The report also found that people who are overweight or obese are also about 30 percent more likely to develop colorectal cancer than individuals with normal weight, according to the report.

And women who are overweight or obese are about two to four times more likely to develop endometrial cancer, the scientists said.

The CDC researchers noted the importance of public health efforts to promote healthy weight.

“The burden of overweight- and obesity-related cancers might be reduced through efforts to prevent and control” excess weight gain and obesity, the studies’ authors wrote.

“Comprehensive cancer-control strategies, including use of evidence-based interventions to promote healthy weight, could help decrease the incidence of these cancers in the United States.”

Food is medicine

Perhaps the takeaway of all this for those with cancer should be the fact that while obesity is a disease and a serious health problem in America, what we eat has an even greater impact on causing and preventing cancer than we previously thought.

There are efforts by a large number of organizations and a growing number of physicians and cancer centers to address this problem and help people enjoy longer, healthier, cancer-free lives.

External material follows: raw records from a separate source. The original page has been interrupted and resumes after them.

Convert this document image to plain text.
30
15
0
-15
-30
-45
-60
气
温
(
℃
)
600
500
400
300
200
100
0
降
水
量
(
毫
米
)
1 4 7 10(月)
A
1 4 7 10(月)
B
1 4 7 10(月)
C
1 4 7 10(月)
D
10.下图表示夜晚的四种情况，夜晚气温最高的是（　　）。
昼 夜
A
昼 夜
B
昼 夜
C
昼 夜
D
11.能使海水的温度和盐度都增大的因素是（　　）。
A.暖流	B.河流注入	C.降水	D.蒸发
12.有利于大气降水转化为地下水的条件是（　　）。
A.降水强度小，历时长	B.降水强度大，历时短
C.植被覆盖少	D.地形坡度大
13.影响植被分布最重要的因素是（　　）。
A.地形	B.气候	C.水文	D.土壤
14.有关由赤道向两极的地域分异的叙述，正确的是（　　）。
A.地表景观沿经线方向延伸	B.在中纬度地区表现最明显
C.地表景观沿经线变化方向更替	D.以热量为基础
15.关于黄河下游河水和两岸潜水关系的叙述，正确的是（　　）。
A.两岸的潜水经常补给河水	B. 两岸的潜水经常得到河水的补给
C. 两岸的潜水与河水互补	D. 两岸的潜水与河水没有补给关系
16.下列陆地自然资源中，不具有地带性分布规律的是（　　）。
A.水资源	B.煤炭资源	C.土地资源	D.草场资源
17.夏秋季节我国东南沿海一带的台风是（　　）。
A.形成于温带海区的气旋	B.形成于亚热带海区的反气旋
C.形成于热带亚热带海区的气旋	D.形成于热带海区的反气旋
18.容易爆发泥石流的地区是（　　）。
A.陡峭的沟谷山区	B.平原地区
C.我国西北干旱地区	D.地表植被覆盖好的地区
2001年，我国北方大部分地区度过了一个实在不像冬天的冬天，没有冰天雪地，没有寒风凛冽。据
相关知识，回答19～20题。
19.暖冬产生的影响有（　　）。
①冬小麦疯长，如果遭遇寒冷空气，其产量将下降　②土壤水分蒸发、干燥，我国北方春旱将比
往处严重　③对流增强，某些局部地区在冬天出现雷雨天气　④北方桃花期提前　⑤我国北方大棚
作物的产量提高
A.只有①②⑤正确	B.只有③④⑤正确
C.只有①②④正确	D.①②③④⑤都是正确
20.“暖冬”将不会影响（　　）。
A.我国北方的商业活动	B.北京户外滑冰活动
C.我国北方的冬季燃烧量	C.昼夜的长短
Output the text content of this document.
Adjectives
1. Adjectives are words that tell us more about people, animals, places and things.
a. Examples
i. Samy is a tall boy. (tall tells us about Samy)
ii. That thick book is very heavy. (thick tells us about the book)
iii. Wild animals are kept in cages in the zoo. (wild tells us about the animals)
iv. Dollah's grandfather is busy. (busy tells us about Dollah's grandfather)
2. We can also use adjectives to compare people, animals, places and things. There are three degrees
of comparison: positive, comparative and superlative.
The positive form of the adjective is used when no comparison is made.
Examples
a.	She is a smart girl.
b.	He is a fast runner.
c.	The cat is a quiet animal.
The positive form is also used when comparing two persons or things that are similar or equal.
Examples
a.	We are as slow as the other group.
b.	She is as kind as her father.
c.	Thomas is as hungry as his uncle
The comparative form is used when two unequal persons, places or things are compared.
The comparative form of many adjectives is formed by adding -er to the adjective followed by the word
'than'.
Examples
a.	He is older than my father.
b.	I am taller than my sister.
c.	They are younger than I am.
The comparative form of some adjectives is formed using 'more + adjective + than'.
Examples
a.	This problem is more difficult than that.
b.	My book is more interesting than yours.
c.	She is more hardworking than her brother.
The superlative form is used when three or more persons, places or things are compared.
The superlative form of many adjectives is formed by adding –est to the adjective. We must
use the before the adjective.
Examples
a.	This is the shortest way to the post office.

The announcement last week that an ambitious nine-year study shows a correlation between sugar and cancer could have a positive influence on new cancer-prevention diets and even new treatments for those with cancer.

While the researchers in Belgium admit they don’t fully understand why the cells react this way to sugar, they believe this research in yeast and human cells “has led to a new very valuable scientific hypothesis. The next step is to find out whether these results also apply to patients.”

Meanwhile, Apovian of the Obesity Society is embracing the study as something that could potentially improve and even save lives.

“This is a very significant finding,” she said. “This study corroborates the idea we’ve been studying, which is the overfeeding of sugar and fat in our diet, and how this excess sugar can be utilized by small pockets of cancer cells to grow disproportionately. In other words, the study that excess sugar in our diet is fanning the fire of cancer.”